L’école de la rue enseigne une seule matière : les gens, en version non maquillée. Tenir un cercle de badauds avec deux gobelets et une histoire, lire une poche, sentir une embrouille trois minutes avant qu’elle arrive. On y gagne un instinct que rien ne remplace ; on y perd le goût du confort — le velours l’ennuie, elle trouve que ça sent le piège.

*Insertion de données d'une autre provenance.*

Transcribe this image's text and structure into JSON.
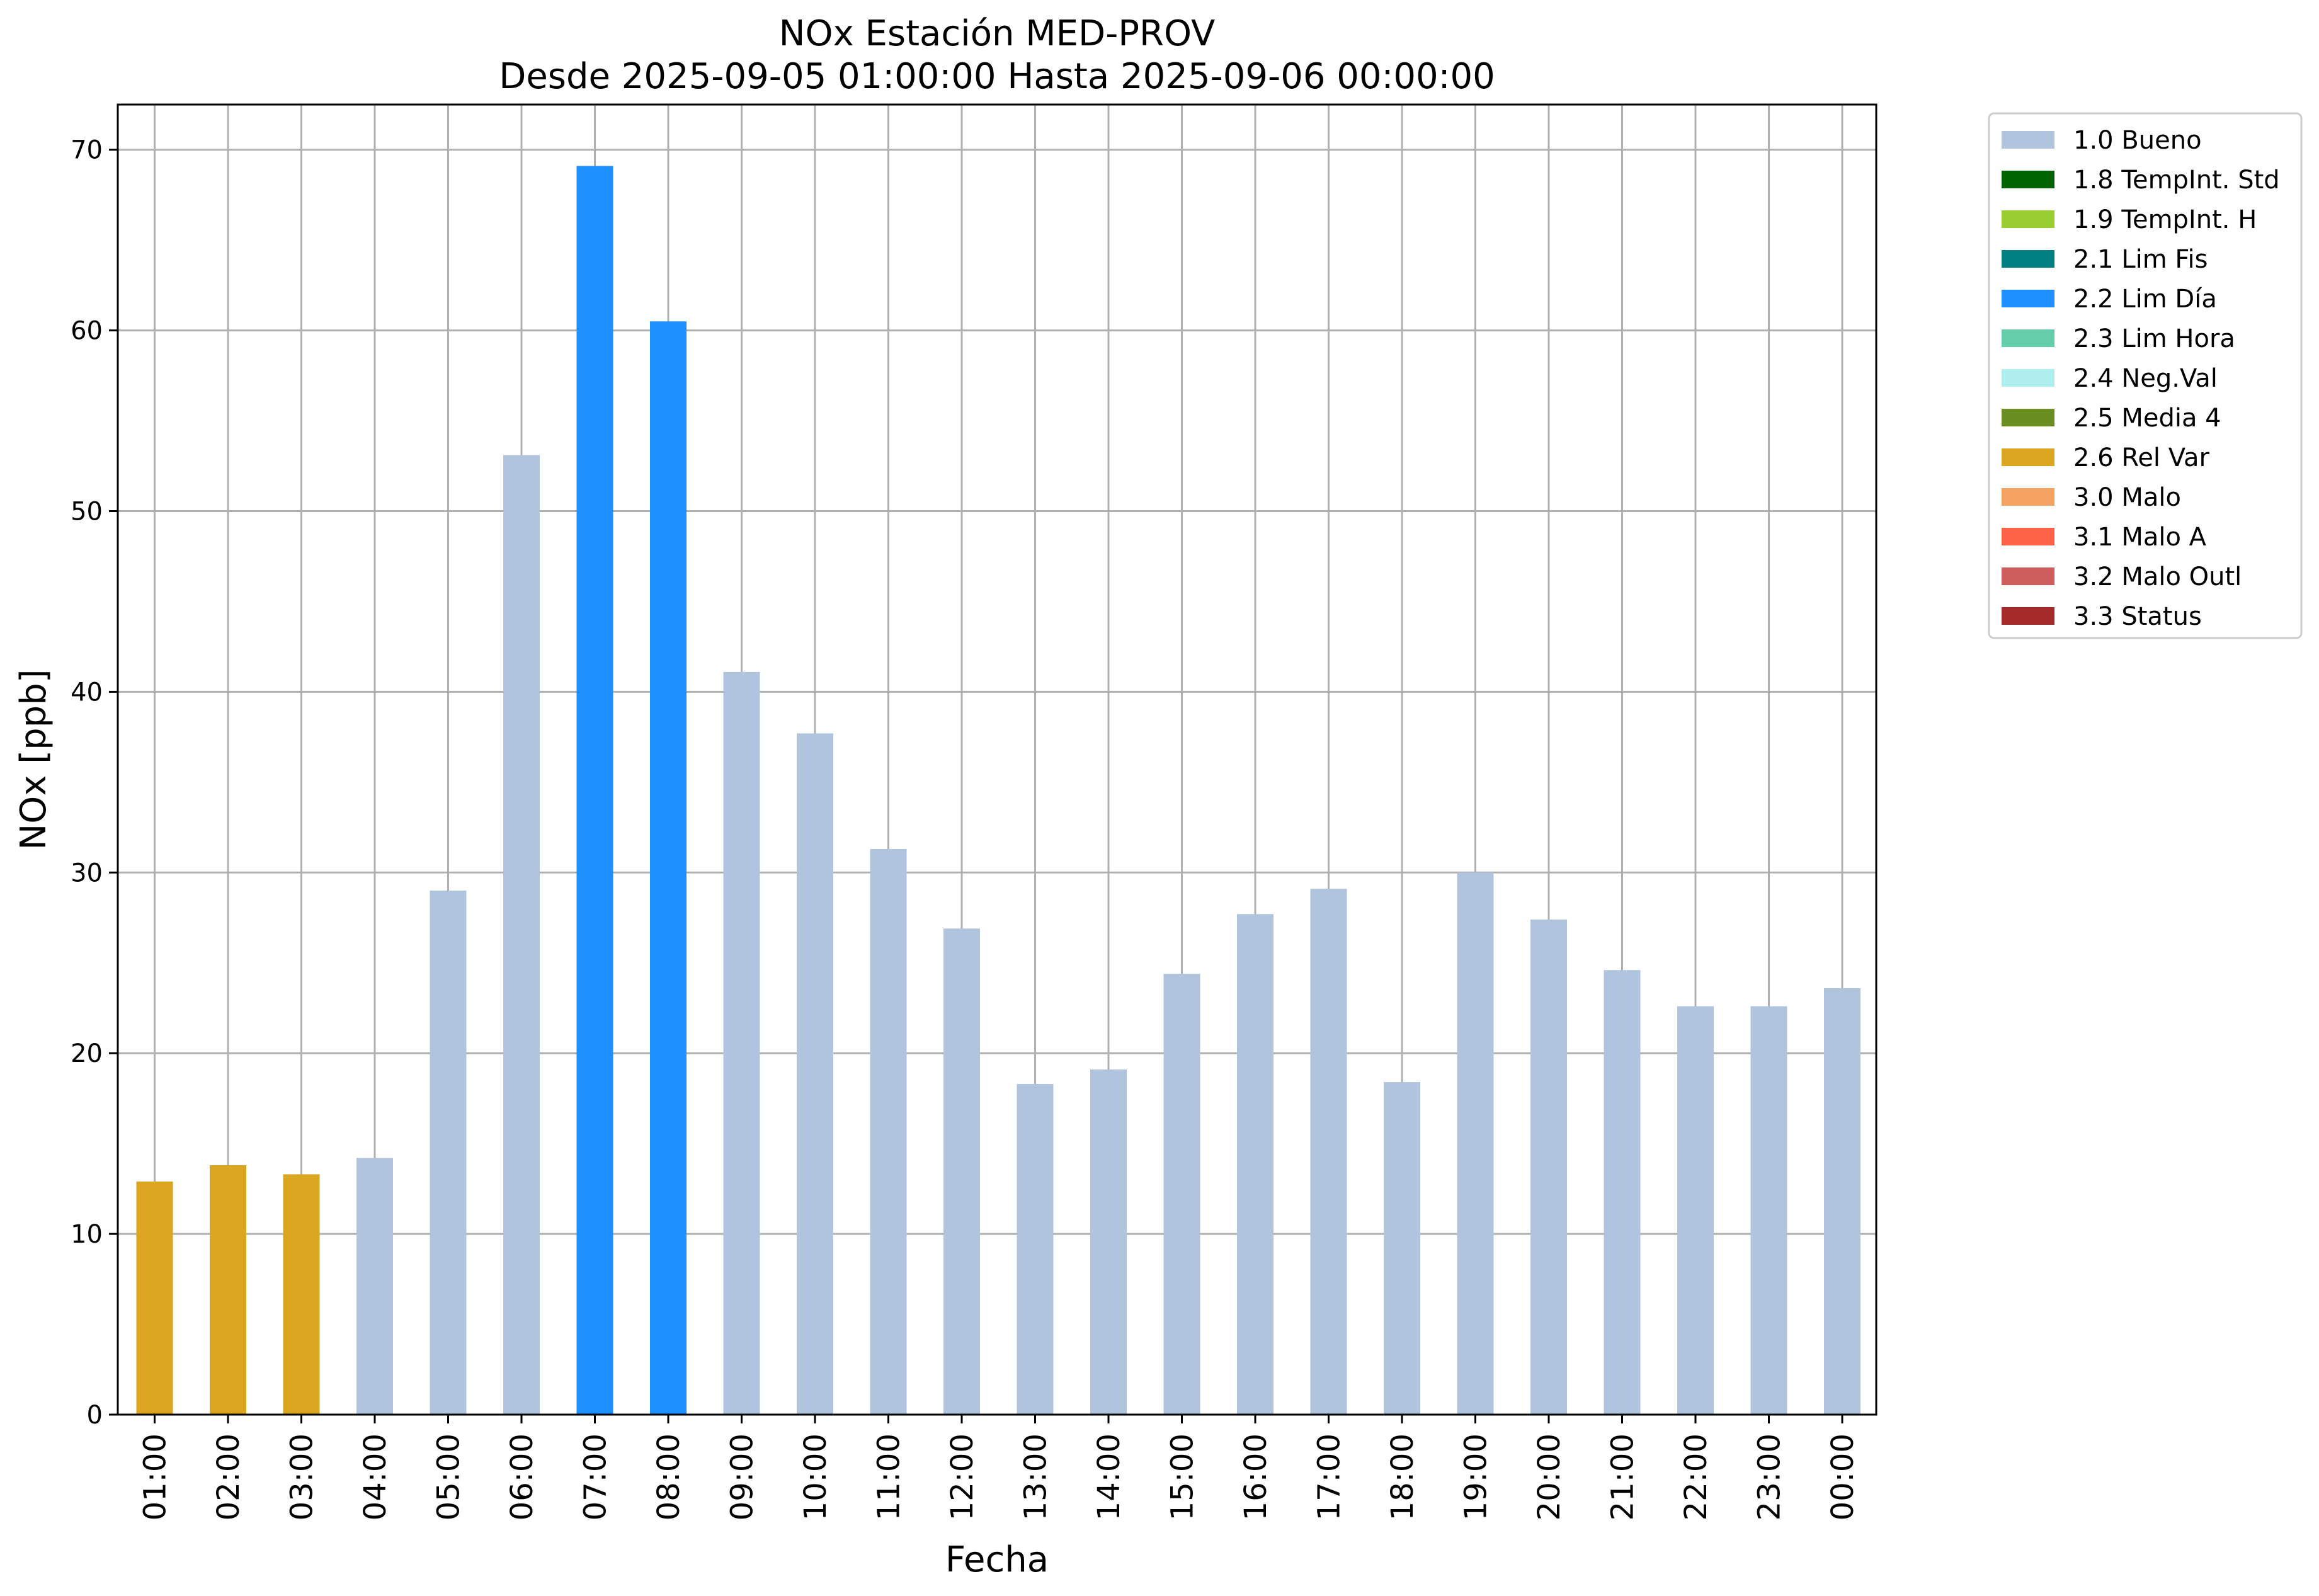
{
  "chart_data": {
    "type": "bar",
    "title": "NOx Estación MED-PROV",
    "subtitle": "Desde 2025-09-05 01:00:00 Hasta 2025-09-06 00:00:00",
    "xlabel": "Fecha",
    "ylabel": "NOx [ppb]",
    "ylim": [
      0,
      72.5
    ],
    "yticks": [
      "0",
      "10",
      "20",
      "30",
      "40",
      "50",
      "60",
      "70"
    ],
    "grid": true,
    "legend_position": "outside-top-right",
    "categories": [
      "01:00",
      "02:00",
      "03:00",
      "04:00",
      "05:00",
      "06:00",
      "07:00",
      "08:00",
      "09:00",
      "10:00",
      "11:00",
      "12:00",
      "13:00",
      "14:00",
      "15:00",
      "16:00",
      "17:00",
      "18:00",
      "19:00",
      "20:00",
      "21:00",
      "22:00",
      "23:00",
      "00:00"
    ],
    "values": [
      12.9,
      13.8,
      13.3,
      14.2,
      29.0,
      53.1,
      69.1,
      60.5,
      41.1,
      37.7,
      31.3,
      26.9,
      18.3,
      19.1,
      24.4,
      27.7,
      29.1,
      18.4,
      30.0,
      27.4,
      24.6,
      22.6,
      22.6,
      23.6
    ],
    "flags": [
      "2.6 Rel Var",
      "2.6 Rel Var",
      "2.6 Rel Var",
      "1.0 Bueno",
      "1.0 Bueno",
      "1.0 Bueno",
      "2.2 Lim Día",
      "2.2 Lim Día",
      "1.0 Bueno",
      "1.0 Bueno",
      "1.0 Bueno",
      "1.0 Bueno",
      "1.0 Bueno",
      "1.0 Bueno",
      "1.0 Bueno",
      "1.0 Bueno",
      "1.0 Bueno",
      "1.0 Bueno",
      "1.0 Bueno",
      "1.0 Bueno",
      "1.0 Bueno",
      "1.0 Bueno",
      "1.0 Bueno",
      "1.0 Bueno"
    ],
    "legend": [
      {
        "label": "1.0 Bueno",
        "color": "#b0c4de"
      },
      {
        "label": "1.8 TempInt. Std",
        "color": "#006400"
      },
      {
        "label": "1.9 TempInt. H",
        "color": "#9acd32"
      },
      {
        "label": "2.1 Lim Fis",
        "color": "#008080"
      },
      {
        "label": "2.2 Lim Día",
        "color": "#1e90ff"
      },
      {
        "label": "2.3 Lim Hora",
        "color": "#66cdaa"
      },
      {
        "label": "2.4 Neg.Val",
        "color": "#afeeee"
      },
      {
        "label": "2.5 Media 4",
        "color": "#6b8e23"
      },
      {
        "label": "2.6 Rel Var",
        "color": "#daa520"
      },
      {
        "label": "3.0 Malo",
        "color": "#f4a460"
      },
      {
        "label": "3.1 Malo A",
        "color": "#ff6347"
      },
      {
        "label": "3.2 Malo Outl",
        "color": "#cd5c5c"
      },
      {
        "label": "3.3 Status",
        "color": "#a52a2a"
      }
    ]
  }
}
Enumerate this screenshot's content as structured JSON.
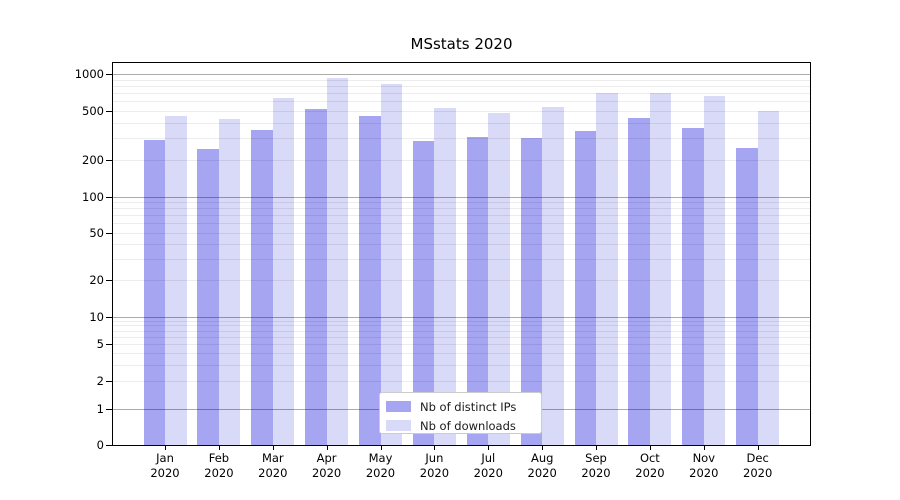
{
  "title": "MSstats 2020",
  "chart_data": {
    "type": "bar",
    "title": "MSstats 2020",
    "categories": [
      "Jan 2020",
      "Feb 2020",
      "Mar 2020",
      "Apr 2020",
      "May 2020",
      "Jun 2020",
      "Jul 2020",
      "Aug 2020",
      "Sep 2020",
      "Oct 2020",
      "Nov 2020",
      "Dec 2020"
    ],
    "series": [
      {
        "name": "Nb of distinct IPs",
        "color": "#a5a5f2",
        "values": [
          290,
          243,
          350,
          515,
          455,
          285,
          305,
          300,
          340,
          435,
          360,
          247
        ]
      },
      {
        "name": "Nb of downloads",
        "color": "#d9d9f8",
        "values": [
          455,
          427,
          640,
          925,
          825,
          530,
          485,
          535,
          695,
          700,
          665,
          500
        ]
      }
    ],
    "xlabel": "",
    "ylabel": "",
    "yscale": "symlog",
    "yticks": [
      0,
      1,
      2,
      5,
      10,
      20,
      50,
      100,
      200,
      500,
      1000
    ],
    "ylim": [
      0,
      1150
    ],
    "grid": "horizontal major + minor log gridlines, drawn over bars",
    "legend_position": "lower center"
  },
  "colors": {
    "background": "#ffffff",
    "axis": "#000000",
    "major_grid": "#ababab",
    "minor_grid": "#ececec",
    "text": "#000000"
  }
}
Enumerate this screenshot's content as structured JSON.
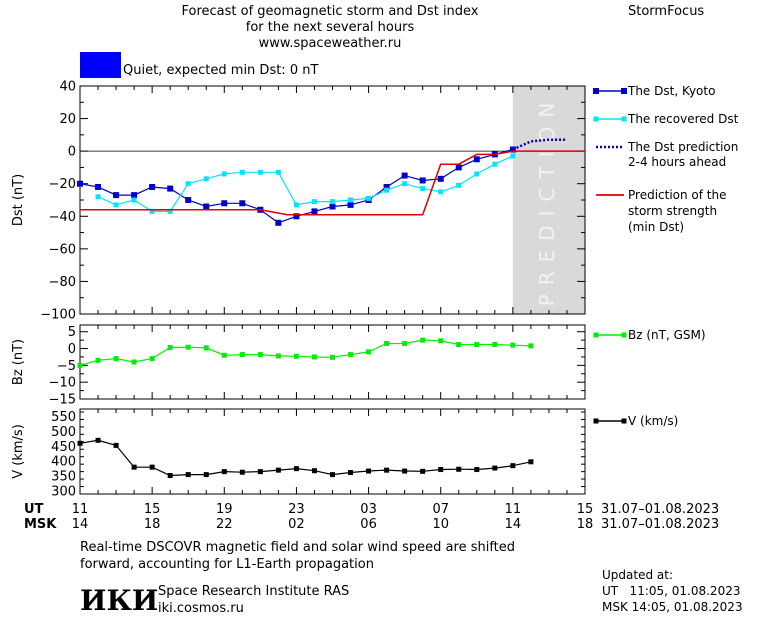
{
  "header": {
    "title_line1": "Forecast of geomagnetic storm and Dst index",
    "title_line2": "for the next several hours",
    "url": "www.spaceweather.ru",
    "brand": "StormFocus",
    "status_text": "Quiet, expected min Dst: 0 nT",
    "status_color": "#0000ff"
  },
  "colors": {
    "dst": "#0000cc",
    "recovered": "#00e5ff",
    "prediction_dots": "#0000cc",
    "strength": "#dd0000",
    "bz": "#00ee00",
    "v": "#000000",
    "prediction_band": "#d9d9d9"
  },
  "prediction_label": "PREDICTION",
  "legend": {
    "dst": "The Dst, Kyoto",
    "recovered": "The recovered Dst",
    "prediction_1": "The Dst prediction",
    "prediction_2": "2-4 hours ahead",
    "strength_1": "Prediction of the",
    "strength_2": "storm strength",
    "strength_3": "(min Dst)",
    "bz": "Bz (nT, GSM)",
    "v": "V (km/s)"
  },
  "time_axis": {
    "ut_label": "UT",
    "msk_label": "MSK",
    "ut_ticks": [
      "11",
      "15",
      "19",
      "23",
      "03",
      "07",
      "11",
      "15"
    ],
    "msk_ticks": [
      "14",
      "18",
      "22",
      "02",
      "06",
      "10",
      "14",
      "18"
    ],
    "ut_range": "31.07–01.08.2023",
    "msk_range": "31.07–01.08.2023"
  },
  "chart_data": [
    {
      "type": "line",
      "ylabel": "Dst (nT)",
      "ylim": [
        -100,
        40
      ],
      "yticks": [
        "40",
        "20",
        "0",
        "−20",
        "−40",
        "−60",
        "−80",
        "−100"
      ],
      "x_unit": "hours since 11 UT 31.07",
      "xlim": [
        0,
        28
      ],
      "prediction_band": [
        24,
        28
      ],
      "series": [
        {
          "name": "The Dst, Kyoto",
          "x": [
            0,
            1,
            2,
            3,
            4,
            5,
            6,
            7,
            8,
            9,
            10,
            11,
            12,
            13,
            14,
            15,
            16,
            17,
            18,
            19,
            20,
            21,
            22,
            23,
            24
          ],
          "values": [
            -20,
            -22,
            -27,
            -27,
            -22,
            -23,
            -30,
            -34,
            -32,
            -32,
            -36,
            -44,
            -40,
            -37,
            -34,
            -33,
            -30,
            -22,
            -15,
            -18,
            -17,
            -10,
            -5,
            -2,
            1
          ]
        },
        {
          "name": "The recovered Dst",
          "x": [
            1,
            2,
            3,
            4,
            5,
            6,
            7,
            8,
            9,
            10,
            11,
            12,
            13,
            14,
            15,
            16,
            17,
            18,
            19,
            20,
            21,
            22,
            23,
            24
          ],
          "values": [
            -28,
            -33,
            -30,
            -37,
            -37,
            -20,
            -17,
            -14,
            -13,
            -13,
            -13,
            -33,
            -31,
            -31,
            -30,
            -29,
            -24,
            -20,
            -23,
            -25,
            -21,
            -14,
            -8,
            -3
          ]
        },
        {
          "name": "The Dst prediction 2-4 hours ahead",
          "x": [
            24,
            25,
            26,
            27
          ],
          "values": [
            1,
            6,
            7,
            7
          ]
        },
        {
          "name": "Prediction of the storm strength (min Dst)",
          "x": [
            0,
            10,
            11.5,
            19,
            20,
            21,
            22,
            23,
            24,
            28
          ],
          "values": [
            -36,
            -36,
            -39,
            -39,
            -8,
            -8,
            -2,
            -2,
            0,
            0
          ]
        }
      ]
    },
    {
      "type": "line",
      "ylabel": "Bz (nT)",
      "ylim": [
        -15,
        8
      ],
      "yticks": [
        "5",
        "0",
        "−5",
        "−10",
        "−15"
      ],
      "series": [
        {
          "name": "Bz (nT, GSM)",
          "x": [
            0,
            1,
            2,
            3,
            4,
            5,
            6,
            7,
            8,
            9,
            10,
            11,
            12,
            13,
            14,
            15,
            16,
            17,
            18,
            19,
            20,
            21,
            22,
            23,
            24,
            25
          ],
          "values": [
            -5,
            -3.5,
            -3,
            -4,
            -3,
            0.3,
            0.4,
            0.2,
            -2,
            -1.8,
            -1.8,
            -2.2,
            -2.3,
            -2.5,
            -2.6,
            -1.8,
            -1,
            1.5,
            1.5,
            2.5,
            2.3,
            1.2,
            1.2,
            1.2,
            1,
            0.8
          ]
        }
      ]
    },
    {
      "type": "line",
      "ylabel": "V (km/s)",
      "ylim": [
        300,
        570
      ],
      "yticks": [
        "550",
        "500",
        "450",
        "400",
        "350",
        "300"
      ],
      "series": [
        {
          "name": "V (km/s)",
          "x": [
            0,
            1,
            2,
            3,
            4,
            5,
            6,
            7,
            8,
            9,
            10,
            11,
            12,
            13,
            14,
            15,
            16,
            17,
            18,
            19,
            20,
            21,
            22,
            23,
            24,
            25
          ],
          "values": [
            460,
            470,
            453,
            380,
            380,
            352,
            355,
            355,
            365,
            363,
            365,
            370,
            375,
            368,
            355,
            362,
            367,
            370,
            367,
            366,
            372,
            373,
            372,
            377,
            385,
            398
          ]
        }
      ]
    }
  ],
  "footer": {
    "note_line1": "Real-time DSCOVR magnetic field and solar wind speed are shifted",
    "note_line2": "forward, accounting for L1-Earth propagation",
    "logo_text": "ИКИ",
    "institute": "Space Research Institute RAS",
    "site": "iki.cosmos.ru",
    "updated_label": "Updated at:",
    "updated_ut": "UT   11:05, 01.08.2023",
    "updated_msk": "MSK 14:05, 01.08.2023"
  }
}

On reconnaît une Âme de la Rue à ceci : elle compte la salle avant d’y entrer, connaît les deux sorties, et parle au videur comme à un cousin… qui lui doit un service.

Son tempérament

La Cool

Elle a vu brûler deux clubs et un mariage sans poser son verre ; à quatre heures du matin, c’est elle qui note l’heure et demande si on rejoue… ou si on rentre ensemble.